Data Sufficiency

I was just working my way through the DS questions in the 2nd Edition Quant Review but I can´t wrap my head around the answer explanation of DS Question Number 107.
It would take too long to write down the whole answer explanation but maybe someone of you has the book and could explain the solution to me in other words?
Thanks a lot in advance!

The sequence s1, s2, s3,.....sn,...is such that Sn= (1/n) - (1/(n+1)) for all integers n>=1. If k is a positive integer, is the sum of the first k terms of the sequence greater than 9/10?

1) k > 10
2) k < 19

WRITE IT OUT UNTIL YOU SEE A PATTERN.

S(1) = 1 - 1/2
S(2) = 1/2 - 1/3
S(3) = 1/3 - 1/4
etc.

Sum of the first 3 terms:
S(1) + S(2) + S(3) = (1 - 1/2) + (1/2 - 1/3) + (1/3 - 1/4) = 1 - 1/4 = 3/4.

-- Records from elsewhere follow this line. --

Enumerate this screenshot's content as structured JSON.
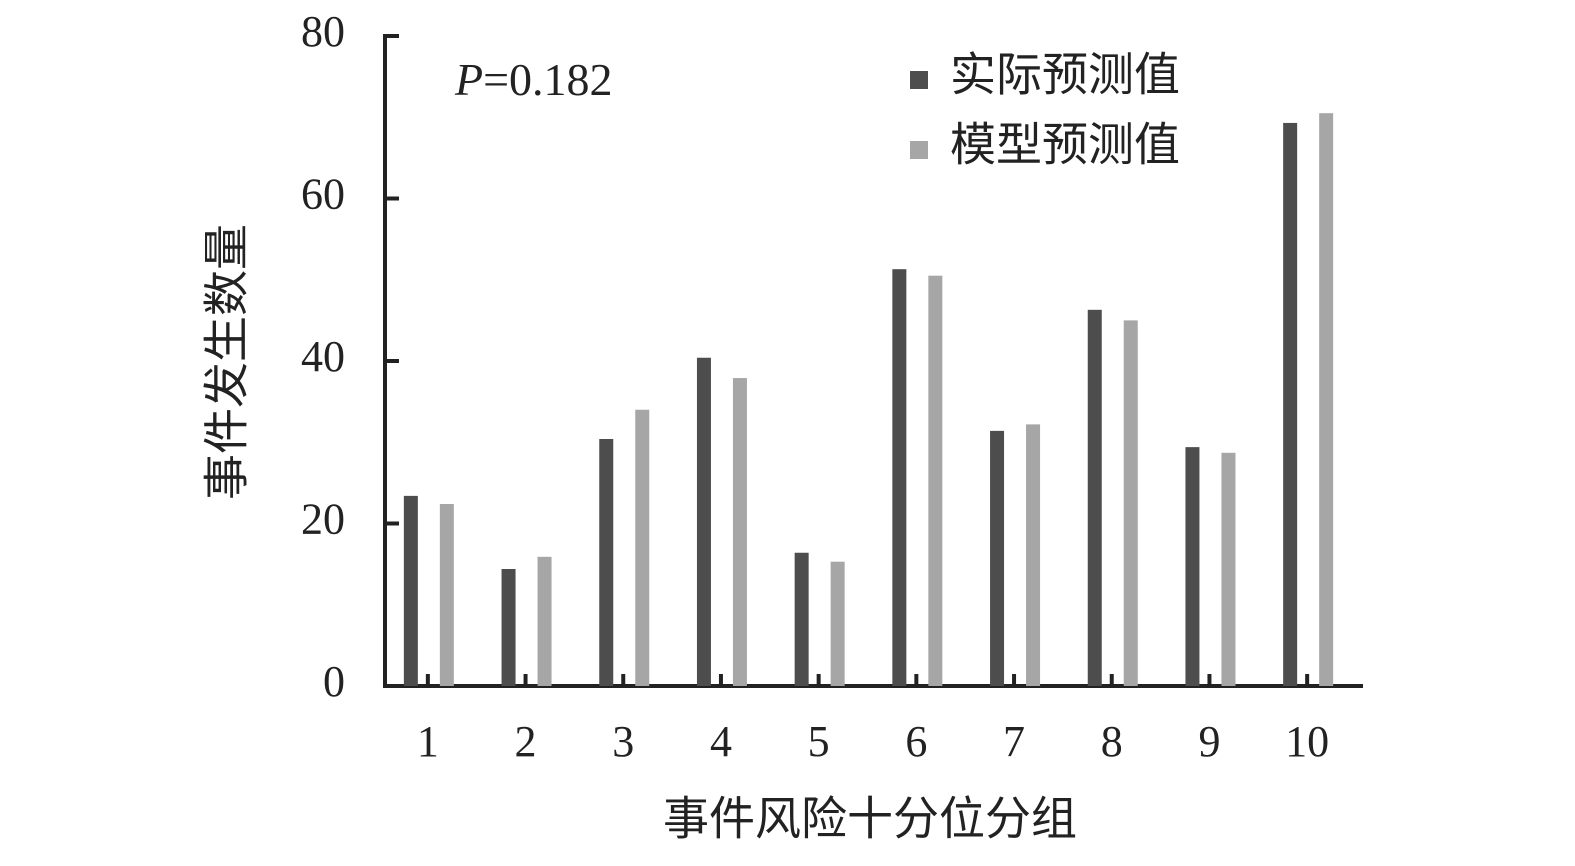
{
  "chart_data": {
    "type": "bar",
    "x_label": "事件风险十分位分组",
    "y_label": "事件发生数量",
    "annotation": {
      "symbol": "P",
      "text": "=0.182"
    },
    "categories": [
      "1",
      "2",
      "3",
      "4",
      "5",
      "6",
      "7",
      "8",
      "9",
      "10"
    ],
    "series": [
      {
        "name": "实际预测值",
        "color": "#4d4d4d",
        "values": [
          23.4,
          14.4,
          30.4,
          40.4,
          16.4,
          51.3,
          31.4,
          46.3,
          29.4,
          69.3
        ]
      },
      {
        "name": "模型预测值",
        "color": "#a6a6a6",
        "values": [
          22.4,
          15.9,
          34.0,
          37.9,
          15.3,
          50.5,
          32.2,
          45.0,
          28.7,
          70.5
        ]
      }
    ],
    "ylim": [
      0,
      80
    ],
    "yticks": [
      0,
      20,
      40,
      60,
      80
    ],
    "grid": false,
    "legend": "top-right"
  }
}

When the terms are added, every value except the first and the last CANCELS out.
The result is that, when n=3, the sum = n/(n+1) = 3/4.
Thus, when n=k, we can DEDUCE that the sum = k/(k+1).

Question rephrased: Is k/(k+1) > 9/10?

Statement 1: k>10.
If k=11, then the sum = k/(k+1) = 11/12, which is GREATER than 9/10.
If k=12, then the sum = k/(k+1) = 12/13, which is GREATER than both 9/10 and the preceding sum, 11/12.

As k increases, so does the sum.
Since the LEAST possible sum here = 11/12, the sum will always be GREATER than 9/10.
SUFFICIENT.

Statement 2: k<19.
As shown in statement 1, if k=11, then the sum is GREATER than 9/10.
If k=1, then the sum = k/(k+1) = 1/2, which is LESS than 9/10.

Since the sum in the first case is GREATER than 9/10 and the sum in the second case is LESS than 9/10, INSUFFICIENT.

The correct answer is A.